Rep. Matt Gaetz of Florida on Wednesday unveiled the framework for his Green Real Deal, a rebuttal to the Green New Deal proposed by Rep. Alexandria Ocasio-Cortez, a Democrat representing part of New York City.
The plan outlined by Gaetz calls for tackling climate change by trimming regulation, supporting clean energy innovation and addressing alleged Chinese intellectual property theft.

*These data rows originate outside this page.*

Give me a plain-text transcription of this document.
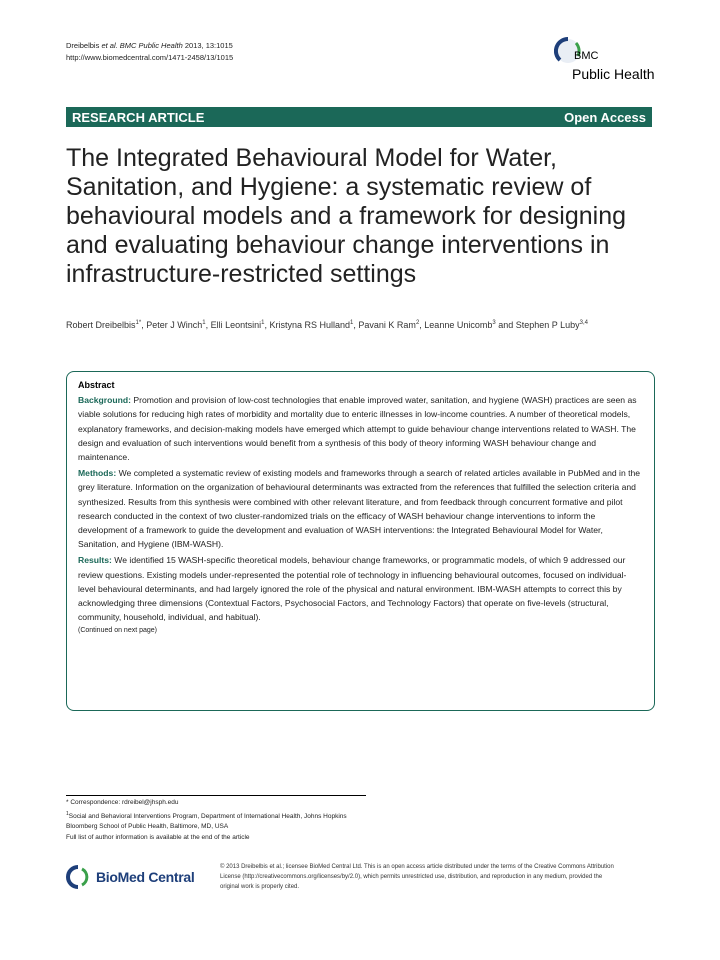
Dreibelbis et al. BMC Public Health 2013, 13:1015
http://www.biomedcentral.com/1471-2458/13/1015	BMC
Public Health
RESEARCH ARTICLE	Open Access
The Integrated Behavioural Model for Water, Sanitation, and Hygiene: a systematic review of behavioural models and a framework for designing and evaluating behaviour change interventions in infrastructure-restricted settings
Robert Dreibelbis$^{1*}$, Peter J Winch$^1$, Elli Leontsini$^1$, Kristyna RS Hulland$^1$, Pavani K Ram$^2$, Leanne Unicomb$^3$ and Stephen P Luby$^{3,4}$
Abstract

Background: Promotion and provision of low-cost technologies that enable improved water, sanitation, and hygiene (WASH) practices are seen as viable solutions for reducing high rates of morbidity and mortality due to enteric illnesses in low-income countries. A number of theoretical models, explanatory frameworks, and decision-making models have emerged which attempt to guide behaviour change interventions related to WASH. The design and evaluation of such interventions would benefit from a synthesis of this body of theory informing WASH behaviour change and maintenance.

Methods: We completed a systematic review of existing models and frameworks through a search of related articles available in PubMed and in the grey literature. Information on the organization of behavioural determinants was extracted from the references that fulfilled the selection criteria and synthesized. Results from this synthesis were combined with other relevant literature, and from feedback through concurrent formative and pilot research conducted in the context of two cluster-randomized trials on the efficacy of WASH behaviour change interventions to inform the development of a framework to guide the development and evaluation of WASH interventions: the Integrated Behavioural Model for Water, Sanitation, and Hygiene (IBM-WASH).

Results: We identified 15 WASH-specific theoretical models, behaviour change frameworks, or programmatic models, of which 9 addressed our review questions. Existing models under-represented the potential role of technology in influencing behavioural outcomes, focused on individual-level behavioural determinants, and had largely ignored the role of the physical and natural environment. IBM-WASH attempts to correct this by acknowledging three dimensions (Contextual Factors, Psychosocial Factors, and Technology Factors) that operate on five-levels (structural, community, household, individual, and habitual).

(Continued on next page)
* Correspondence: rdreibel@jhsph.edu
$^1$Social and Behavioral Interventions Program, Department of International Health, Johns Hopkins Bloomberg School of Public Health, Baltimore, MD, USA
Full list of author information is available at the end of the article
BioMed Central
© 2013 Dreibelbis et al.; licensee BioMed Central Ltd. This is an open access article distributed under the terms of the Creative Commons Attribution License (http://creativecommons.org/licenses/by/2.0), which permits unrestricted use, distribution, and reproduction in any medium, provided the original work is properly cited.
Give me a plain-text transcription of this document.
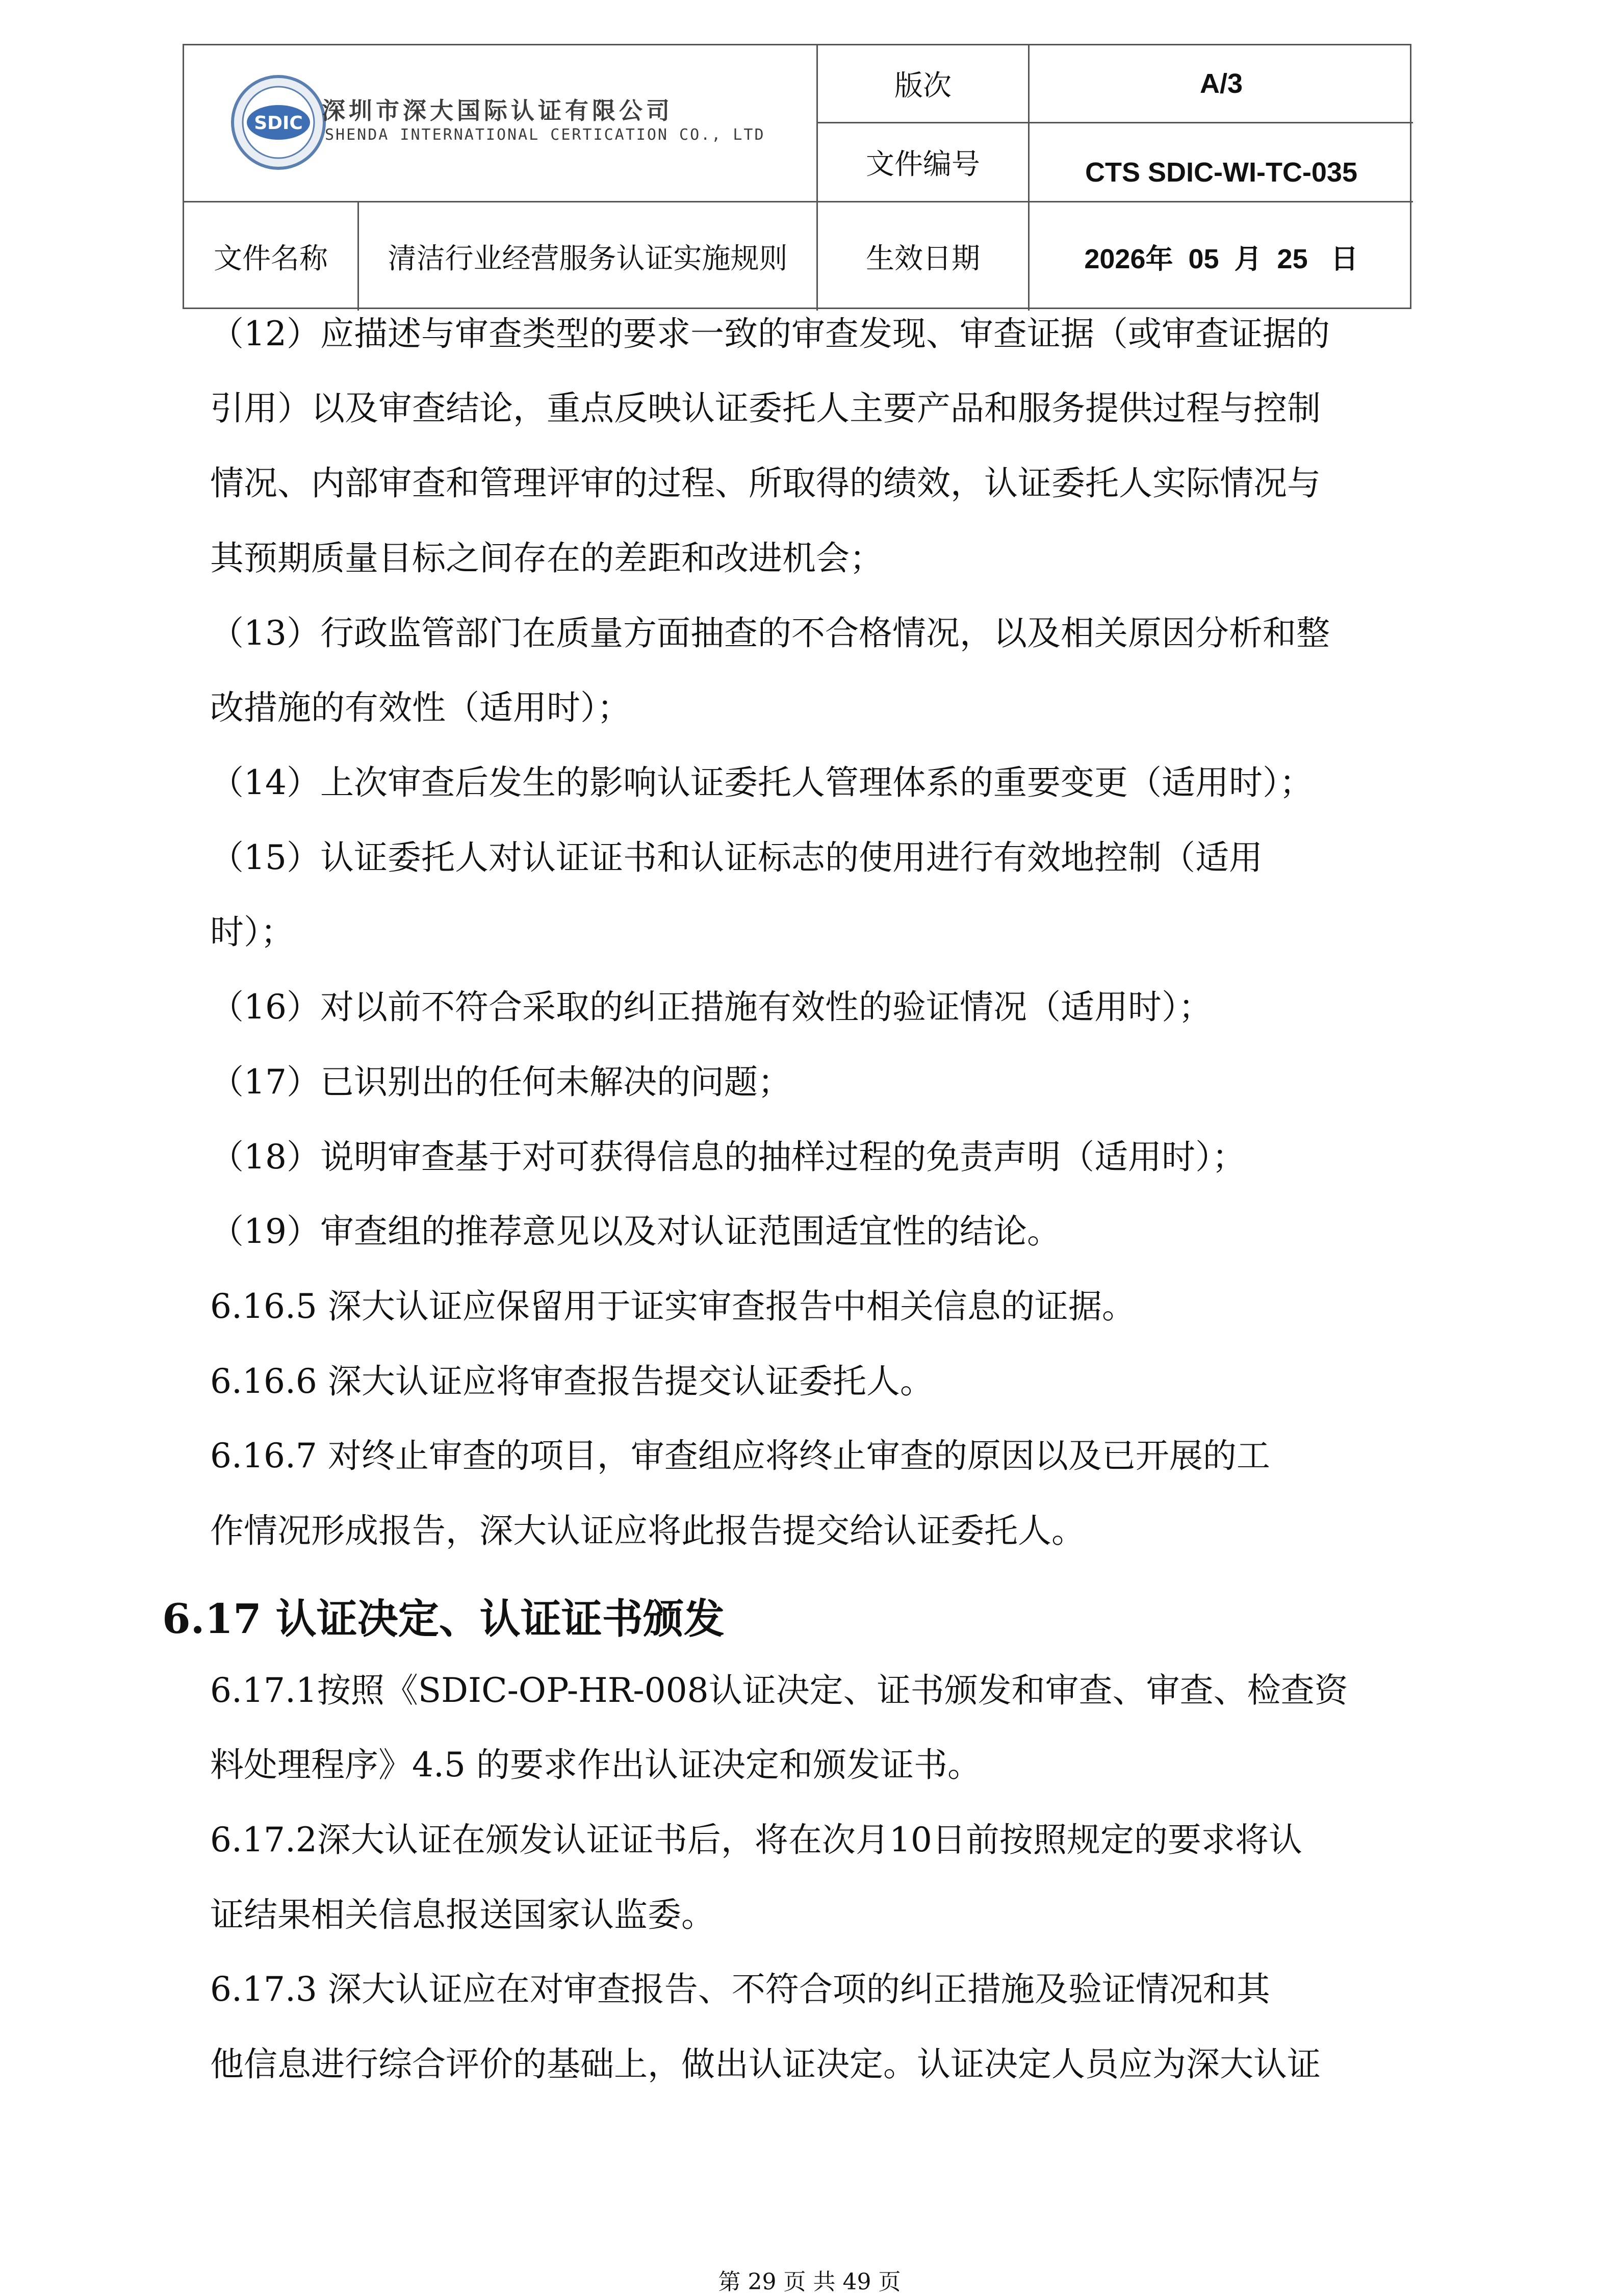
SDIC 深圳市深大国际认证有限公司
SHENDA INTERNATIONAL CERTICATION CO., LTD
版次	A/3
文件编号	CTS SDIC-WI-TC-035
文件名称	清洁行业经营服务认证实施规则	生效日期	2026年  05  月  25   日
（12）应描述与审查类型的要求一致的审查发现、审查证据（或审查证据的
引用）以及审查结论，重点反映认证委托人主要产品和服务提供过程与控制
情况、内部审查和管理评审的过程、所取得的绩效，认证委托人实际情况与
其预期质量目标之间存在的差距和改进机会；
（13）行政监管部门在质量方面抽查的不合格情况，以及相关原因分析和整
改措施的有效性（适用时）；
（14）上次审查后发生的影响认证委托人管理体系的重要变更（适用时）；
（15）认证委托人对认证证书和认证标志的使用进行有效地控制（适用
时）；
（16）对以前不符合采取的纠正措施有效性的验证情况（适用时）；
（17）已识别出的任何未解决的问题；
（18）说明审查基于对可获得信息的抽样过程的免责声明（适用时）；
（19）审查组的推荐意见以及对认证范围适宜性的结论。
6.16.5 深大认证应保留用于证实审查报告中相关信息的证据。
6.16.6 深大认证应将审查报告提交认证委托人。
6.16.7 对终止审查的项目，审查组应将终止审查的原因以及已开展的工
作情况形成报告，深大认证应将此报告提交给认证委托人。
6.17 认证决定、认证证书颁发
6.17.1按照《SDIC-OP-HR-008认证决定、证书颁发和审查、审查、检查资
料处理程序》4.5 的要求作出认证决定和颁发证书。
6.17.2深大认证在颁发认证证书后，将在次月10日前按照规定的要求将认
证结果相关信息报送国家认监委。
6.17.3 深大认证应在对审查报告、不符合项的纠正措施及验证情况和其
他信息进行综合评价的基础上，做出认证决定。认证决定人员应为深大认证
第 29 页 共 49 页
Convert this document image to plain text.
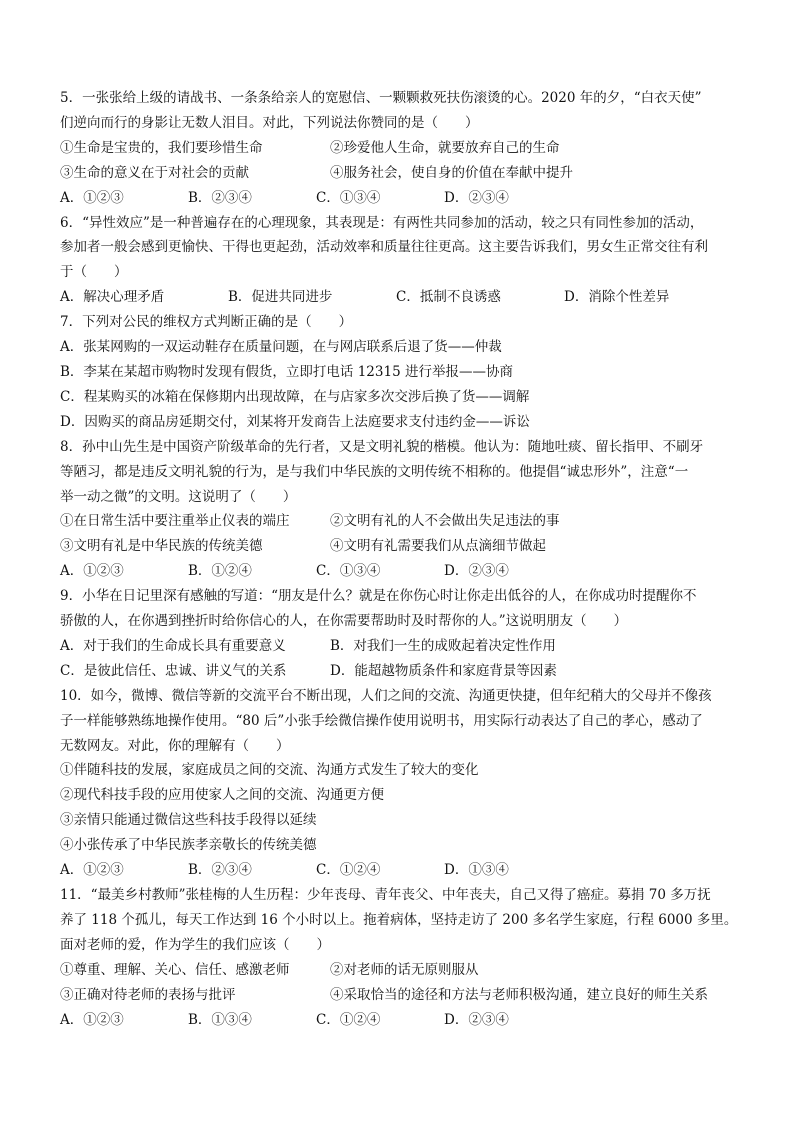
5．一张张给上级的请战书、一条条给亲人的宽慰信、一颗颗救死扶伤滚烫的心。2020 年的夕，“白衣天使”
们逆向而行的身影让无数人泪目。对此，下列说法你赞同的是（　　）
①生命是宝贵的，我们要珍惜生命	②珍爱他人生命，就要放弃自己的生命
③生命的意义在于对社会的贡献	④服务社会，使自身的价值在奉献中提升
A．①②③	B．②③④	C．①③④	D．②③④
6．“异性效应”是一种普遍存在的心理现象，其表现是：有两性共同参加的活动，较之只有同性参加的活动，
参加者一般会感到更愉快、干得也更起劲，活动效率和质量往往更高。这主要告诉我们，男女生正常交往有利
于（　　）
A．解决心理矛盾	B．促进共同进步	C．抵制不良诱惑	D．消除个性差异
7．下列对公民的维权方式判断正确的是（　　）
A．张某网购的一双运动鞋存在质量问题，在与网店联系后退了货——仲裁
B．李某在某超市购物时发现有假货，立即打电话 12315 进行举报——协商
C．程某购买的冰箱在保修期内出现故障，在与店家多次交涉后换了货——调解
D．因购买的商品房延期交付，刘某将开发商告上法庭要求支付违约金——诉讼
8．孙中山先生是中国资产阶级革命的先行者，又是文明礼貌的楷模。他认为：随地吐痰、留长指甲、不刷牙
等陋习，都是违反文明礼貌的行为，是与我们中华民族的文明传统不相称的。他提倡“诚忠形外”，注意“一
举一动之微”的文明。这说明了（　　）
①在日常生活中要注重举止仪表的端庄	②文明有礼的人不会做出失足违法的事
③文明有礼是中华民族的传统美德	④文明有礼需要我们从点滴细节做起
A．①②③	B．①②④	C．①③④	D．②③④
9．小华在日记里深有感触的写道：“朋友是什么？就是在你伤心时让你走出低谷的人，在你成功时提醒你不
骄傲的人，在你遇到挫折时给你信心的人，在你需要帮助时及时帮你的人。”这说明朋友（　　）
A．对于我们的生命成长具有重要意义	B．对我们一生的成败起着决定性作用
C．是彼此信任、忠诚、讲义气的关系	D．能超越物质条件和家庭背景等因素
10．如今，微博、微信等新的交流平台不断出现，人们之间的交流、沟通更快捷，但年纪稍大的父母并不像孩
子一样能够熟练地操作使用。“80 后”小张手绘微信操作使用说明书，用实际行动表达了自己的孝心，感动了
无数网友。对此，你的理解有（　　）
①伴随科技的发展，家庭成员之间的交流、沟通方式发生了较大的变化
②现代科技手段的应用使家人之间的交流、沟通更方便
③亲情只能通过微信这些科技手段得以延续
④小张传承了中华民族孝亲敬长的传统美德
A．①②③	B．②③④	C．①②④	D．①③④
11．“最美乡村教师”张桂梅的人生历程：少年丧母、青年丧父、中年丧夫，自己又得了癌症。募捐 70 多万抚
养了 118 个孤儿，每天工作达到 16 个小时以上。拖着病体，坚持走访了 200 多名学生家庭，行程 6000 多里。
面对老师的爱，作为学生的我们应该（　　）
①尊重、理解、关心、信任、感激老师	②对老师的话无原则服从
③正确对待老师的表扬与批评	④采取恰当的途径和方法与老师积极沟通，建立良好的师生关系
A．①②③	B．①③④	C．①②④	D．②③④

In pitching the plan, the lawmaker issued a challenge to the many climate-change deniers in his party and Democrats such as Ocasio-Cortez who risk alienating moderate voters with ambitious proposals.
"History will judge harshly my Republican colleagues who deny the science of climate change," Gaetz said during a press conference. "Similarly those Democrats who would use climate change as a basis to regulate out of existence the American experience will face the harsh reality that their ideas will fail."
Gaetz's Green Real Deal — distinct from a plan of the same name proposed by former Energy Department officials — includes four major platforms to spur innovation.
First, it would expand efforts to protect U.S. intellectual property to prevent foreign countries, particularly China, from replicating and reproducing future American clean energy advancements.
The plan also calls for modernizing the U.S. electric grid to allow more renewable power to flow through the system. The final two pillars call for opening federal lands for renewable energy research and development and aligning policies and regulations to more quickly bring to market advanced nuclear reactors, carbon capture technology and hydropower projects.
Gaetz's proposal is one of several alternatives to the Green New Deal. It most closely aligns with a 10-point plan proposed by Republican Sen. Lamar Alexander of Tennessee. Positioned as a "new Manhattan Project for clean energy," Alexander's plan calls for ramping up research and development into new technologies.